Of particular note, and doubtless where virtually the entire clearance budget went, is an end titles sequence morphing through version after version of Cézanne views of Mont Sainte-Victoire. Spectacular.

Frantz

Crit
Though a fan of François Ozon (Under the Sand, Swimming Pool, Ricky), I was ready to express disappointment with the predictable turn this film, about the visit of a young Frenchman to the family (prewidowed fiancée included) of a German killed in the Great War, takes in the third act--until I realized that there was a whole nother act left, with nothing remotely predictable about it. I've never seen Lubitsch's 1932 Broken Lullaby, on which this is based, but if it was as subtly and delicately poised between expectation and revelation as this one is, well, credit Ozon for excellent thievery at worst.

01 April 2017

#chooselife

T2 Trainspotting

Crit
Gee, last time we saw the boys, their futures all seemed so bright. What could have gone wrong? Turns out it wasn't the heroin that was a problem so much as the existential Glaswegian despair. Who knew?

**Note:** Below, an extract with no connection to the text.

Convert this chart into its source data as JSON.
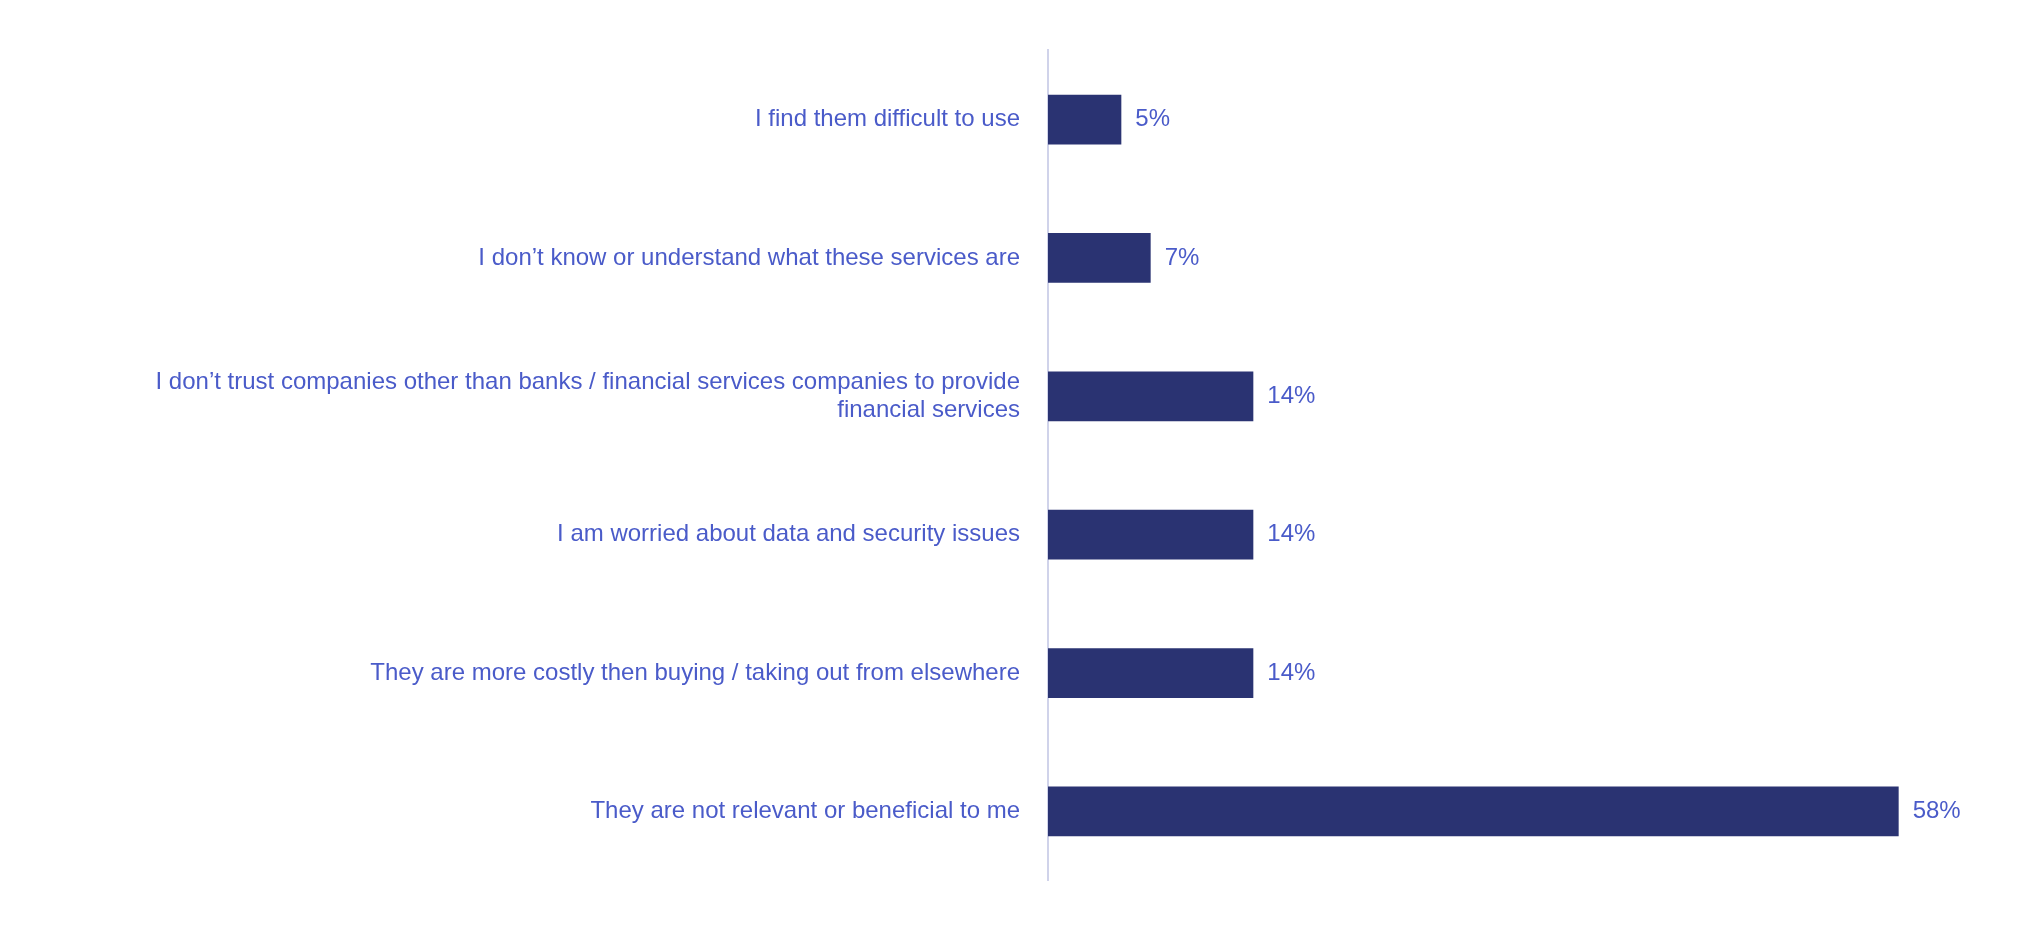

Against all odds, director Danny Boyle has wrestled the original cast back into harness and made a solid sequel to a film that had no business ever having a sequel made. No, the energy's not as high as in the original, but everyone's had 20 years of hard living; is your energy as high?
Trailers

Ink and brush

Umi yori mo mada fukaku (After the storm)

Crit
Yes, there's a storm--typhoon number 24 for the year, to be specific--but Hirokazu Koreeda's film is mostly irenic. Cloudy, to be sure--as Ryōta (Hiroshi Abe), a long-ago-award-winning novelist who now would be making enough as a slightly crooked private eye if only he didn't gamble so much of it away, sees his ex-wife and son being wooed by a conventionally better man--but quiet and satisfying, not tempestuous.